What is the connection between the two? Where does "Q" come from? What are "K" and "V"? (I know they stand for "Query", "Key", "Value"; but what do they have to do with position embeddings?)
- flebron 7 months ago
  All of them are vectors of embedded representations of tokens. In a transformer, you want to compute the inner product between a query (the token who is doing the attending) and the key (the token who is being attended to). An inductive bias we have is that the neural network's performance will be better if this inner product depends on the relative distance between the query token's position, and the key token's position. We thus encode each one with positional information, in such a way that (for RoPE at least) the inner product depends only on the distance between these tokens, and not their absolute positions in the input sentence.
- FL33TW00D 7 months ago
  "This post intends to limit the mathematical knowledge required to follow along, but some basic linear algebra, trigonometry and understanding of self attention is expected."
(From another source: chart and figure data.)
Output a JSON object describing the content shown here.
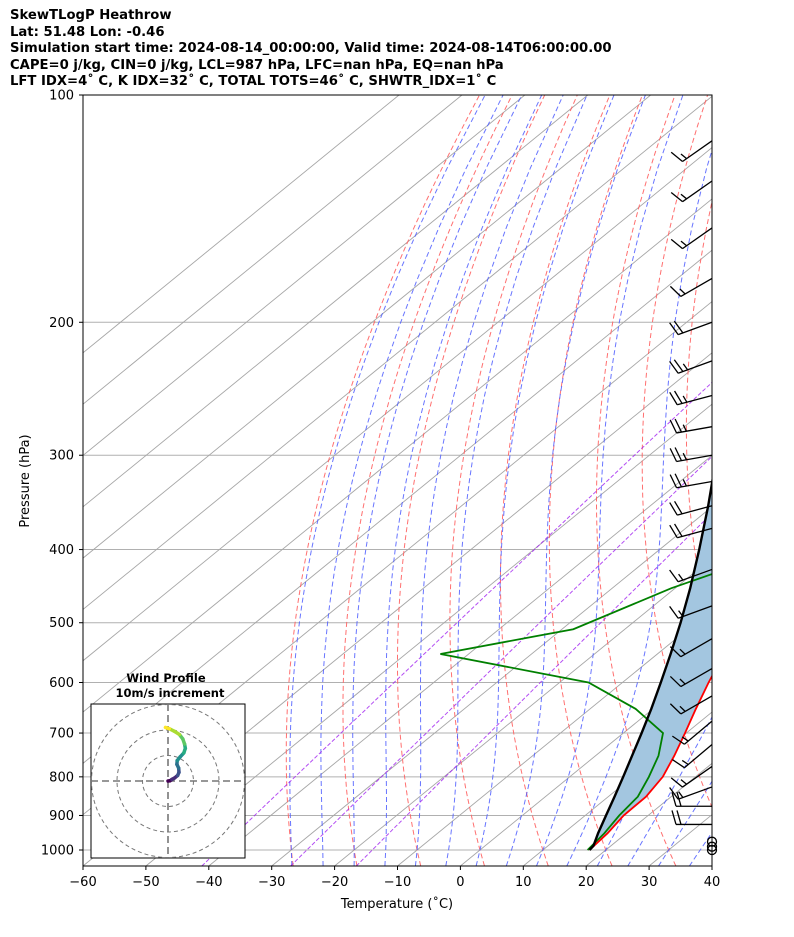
{
  "header": {
    "line1": "SkewTLogP Heathrow",
    "line2": "Lat: 51.48   Lon: -0.46",
    "line3": "Simulation start time: 2024-08-14_00:00:00, Valid time: 2024-08-14T06:00:00.00",
    "line4": "CAPE=0 j/kg, CIN=0 j/kg, LCL=987 hPa, LFC=nan hPa, EQ=nan hPa",
    "line5": "LFT IDX=4˚ C, K IDX=32˚ C, TOTAL TOTS=46˚ C, SHWTR_IDX=1˚ C"
  },
  "chart_data": {
    "type": "skew-t",
    "xlabel": "Temperature (˚C)",
    "ylabel": "Pressure (hPa)",
    "xlim": [
      -60,
      40
    ],
    "ylim": [
      1050,
      100
    ],
    "x_ticks": [
      "−60",
      "−50",
      "−40",
      "−30",
      "−20",
      "−10",
      "0",
      "10",
      "20",
      "30",
      "40"
    ],
    "p_ticks": [
      "100",
      "200",
      "300",
      "400",
      "500",
      "600",
      "700",
      "800",
      "900",
      "1000"
    ],
    "colors": {
      "temperature": "#ff0000",
      "dewpoint": "#008000",
      "parcel": "#000000",
      "shade": "#a3c6e0",
      "dry_adiabat": "#ff6060",
      "moist_adiabat": "#4d5dff",
      "mixing_ratio": "#a020f0",
      "isotherm": "#a6a6a6"
    },
    "temperature": [
      {
        "p": 1000,
        "t": 17.4
      },
      {
        "p": 950,
        "t": 17.0
      },
      {
        "p": 900,
        "t": 16.1
      },
      {
        "p": 850,
        "t": 16.0
      },
      {
        "p": 800,
        "t": 14.8
      },
      {
        "p": 750,
        "t": 12.5
      },
      {
        "p": 700,
        "t": 9.8
      },
      {
        "p": 650,
        "t": 6.8
      },
      {
        "p": 600,
        "t": 3.7
      },
      {
        "p": 550,
        "t": 0.6
      },
      {
        "p": 500,
        "t": -4.3
      },
      {
        "p": 450,
        "t": -9.1
      },
      {
        "p": 430,
        "t": -11.5
      },
      {
        "p": 400,
        "t": -13.8
      },
      {
        "p": 370,
        "t": -17.8
      },
      {
        "p": 350,
        "t": -21.2
      },
      {
        "p": 320,
        "t": -27.1
      },
      {
        "p": 300,
        "t": -31.2
      },
      {
        "p": 280,
        "t": -35.6
      },
      {
        "p": 260,
        "t": -40.6
      },
      {
        "p": 250,
        "t": -44.0
      },
      {
        "p": 230,
        "t": -45.0
      },
      {
        "p": 220,
        "t": -44.0
      },
      {
        "p": 200,
        "t": -46.4
      },
      {
        "p": 190,
        "t": -47.3
      },
      {
        "p": 180,
        "t": -47.3
      },
      {
        "p": 170,
        "t": -46.7
      },
      {
        "p": 160,
        "t": -48.1
      },
      {
        "p": 150,
        "t": -50.5
      },
      {
        "p": 140,
        "t": -51.5
      },
      {
        "p": 130,
        "t": -53.0
      },
      {
        "p": 120,
        "t": -54.6
      },
      {
        "p": 110,
        "t": -56.2
      },
      {
        "p": 100,
        "t": -58.3
      }
    ],
    "dewpoint": [
      {
        "p": 1000,
        "t": 17.1
      },
      {
        "p": 950,
        "t": 16.5
      },
      {
        "p": 900,
        "t": 15.4
      },
      {
        "p": 850,
        "t": 14.7
      },
      {
        "p": 800,
        "t": 12.6
      },
      {
        "p": 750,
        "t": 10.0
      },
      {
        "p": 700,
        "t": 6.3
      },
      {
        "p": 650,
        "t": -2.8
      },
      {
        "p": 600,
        "t": -15.4
      },
      {
        "p": 550,
        "t": -44.5
      },
      {
        "p": 510,
        "t": -28.2
      },
      {
        "p": 450,
        "t": -20.6
      },
      {
        "p": 420,
        "t": -14.7
      },
      {
        "p": 400,
        "t": -15.8
      },
      {
        "p": 360,
        "t": -19.9
      },
      {
        "p": 330,
        "t": -25.8
      },
      {
        "p": 300,
        "t": -33.4
      },
      {
        "p": 280,
        "t": -38.9
      },
      {
        "p": 260,
        "t": -43.1
      },
      {
        "p": 240,
        "t": -46.4
      },
      {
        "p": 225,
        "t": -48.0
      },
      {
        "p": 215,
        "t": -48.0
      },
      {
        "p": 200,
        "t": -51.9
      },
      {
        "p": 175,
        "t": -72.0
      },
      {
        "p": 170,
        "t": -73.4
      },
      {
        "p": 150,
        "t": -71.9
      },
      {
        "p": 130,
        "t": -70.0
      },
      {
        "p": 110,
        "t": -68.5
      },
      {
        "p": 100,
        "t": -67.7
      }
    ],
    "parcel": [
      {
        "p": 1000,
        "t": 17.4
      },
      {
        "p": 987,
        "t": 17.2
      },
      {
        "p": 950,
        "t": 15.5
      },
      {
        "p": 900,
        "t": 13.3
      },
      {
        "p": 850,
        "t": 11.0
      },
      {
        "p": 800,
        "t": 8.5
      },
      {
        "p": 750,
        "t": 5.8
      },
      {
        "p": 700,
        "t": 2.9
      },
      {
        "p": 650,
        "t": -0.3
      },
      {
        "p": 600,
        "t": -3.9
      },
      {
        "p": 550,
        "t": -7.9
      },
      {
        "p": 500,
        "t": -12.4
      },
      {
        "p": 450,
        "t": -17.6
      },
      {
        "p": 400,
        "t": -23.7
      },
      {
        "p": 350,
        "t": -30.8
      },
      {
        "p": 300,
        "t": -39.3
      },
      {
        "p": 250,
        "t": -49.3
      },
      {
        "p": 200,
        "t": -61.5
      },
      {
        "p": 175,
        "t": -68.6
      },
      {
        "p": 150,
        "t": -76.6
      },
      {
        "p": 125,
        "t": -85.8
      },
      {
        "p": 100,
        "t": -96.8
      }
    ],
    "wind_barbs": [
      {
        "p": 1000,
        "speed": 0,
        "dir": 0
      },
      {
        "p": 990,
        "speed": 0,
        "dir": 0
      },
      {
        "p": 975,
        "speed": 0,
        "dir": 0
      },
      {
        "p": 925,
        "speed": 20,
        "dir": 270
      },
      {
        "p": 875,
        "speed": 20,
        "dir": 270
      },
      {
        "p": 825,
        "speed": 15,
        "dir": 250
      },
      {
        "p": 775,
        "speed": 15,
        "dir": 235
      },
      {
        "p": 725,
        "speed": 15,
        "dir": 230
      },
      {
        "p": 675,
        "speed": 15,
        "dir": 230
      },
      {
        "p": 625,
        "speed": 15,
        "dir": 240
      },
      {
        "p": 575,
        "speed": 15,
        "dir": 240
      },
      {
        "p": 525,
        "speed": 15,
        "dir": 240
      },
      {
        "p": 475,
        "speed": 15,
        "dir": 250
      },
      {
        "p": 425,
        "speed": 15,
        "dir": 250
      },
      {
        "p": 375,
        "speed": 20,
        "dir": 255
      },
      {
        "p": 350,
        "speed": 20,
        "dir": 255
      },
      {
        "p": 325,
        "speed": 25,
        "dir": 260
      },
      {
        "p": 300,
        "speed": 25,
        "dir": 260
      },
      {
        "p": 275,
        "speed": 25,
        "dir": 260
      },
      {
        "p": 250,
        "speed": 25,
        "dir": 255
      },
      {
        "p": 225,
        "speed": 25,
        "dir": 250
      },
      {
        "p": 200,
        "speed": 20,
        "dir": 250
      },
      {
        "p": 175,
        "speed": 15,
        "dir": 240
      },
      {
        "p": 150,
        "speed": 15,
        "dir": 235
      },
      {
        "p": 130,
        "speed": 15,
        "dir": 235
      },
      {
        "p": 115,
        "speed": 15,
        "dir": 235
      }
    ],
    "hodograph": {
      "title": "Wind Profile",
      "subtitle": "10m/s increment",
      "rings_ms": [
        10,
        20,
        30
      ],
      "u": [
        0,
        0.8,
        1.5,
        2.6,
        3.8,
        4.3,
        4.2,
        3.5,
        3.6,
        4.8,
        6.2,
        6.8,
        6.5,
        5.8,
        4.5,
        2.5,
        0.5,
        -1.0
      ],
      "v": [
        0,
        0.1,
        0.6,
        1.2,
        2.2,
        3.4,
        5.0,
        6.5,
        8.0,
        9.5,
        11.0,
        12.8,
        14.5,
        16.5,
        18.2,
        19.5,
        20.5,
        21.0
      ]
    }
  }
}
  If you're not sure on self attention, the post will be a little unclear
Scene_Cast2 7 months ago
If you're interested in positional embeddings for Transformers, check out this repo - https://github.com/gazelle93/Attention-Various-Positional-En... - it implements various popular ones.
majke 7 months ago
The best explanation of classic positional encoding I found in this blog https://medium.com/mantisnlp/positional-encodings-i-main-app...
Der_Einzige 7 months ago
Similarly, "you" could have designed state of the art LLM sampling: https://openreview.net/forum?id=FBkpCyujtS&referrer=%5BTasks...
cperciva 7 months ago
The binary coding example would have been much better with Gray codes.
logicchains 7 months ago
Does anyone know why 2D rope implementations apply two separate 1D rotations to pairs, instead of applying a 2d rotation to triplets?
- rini17 7 months ago
  No they apply many rotations, same as the number of dimensions of the embedding space.
JP_DW 7 months ago
The illustrations are really good to look at. I couldn't find thel on your github, are they created with manim?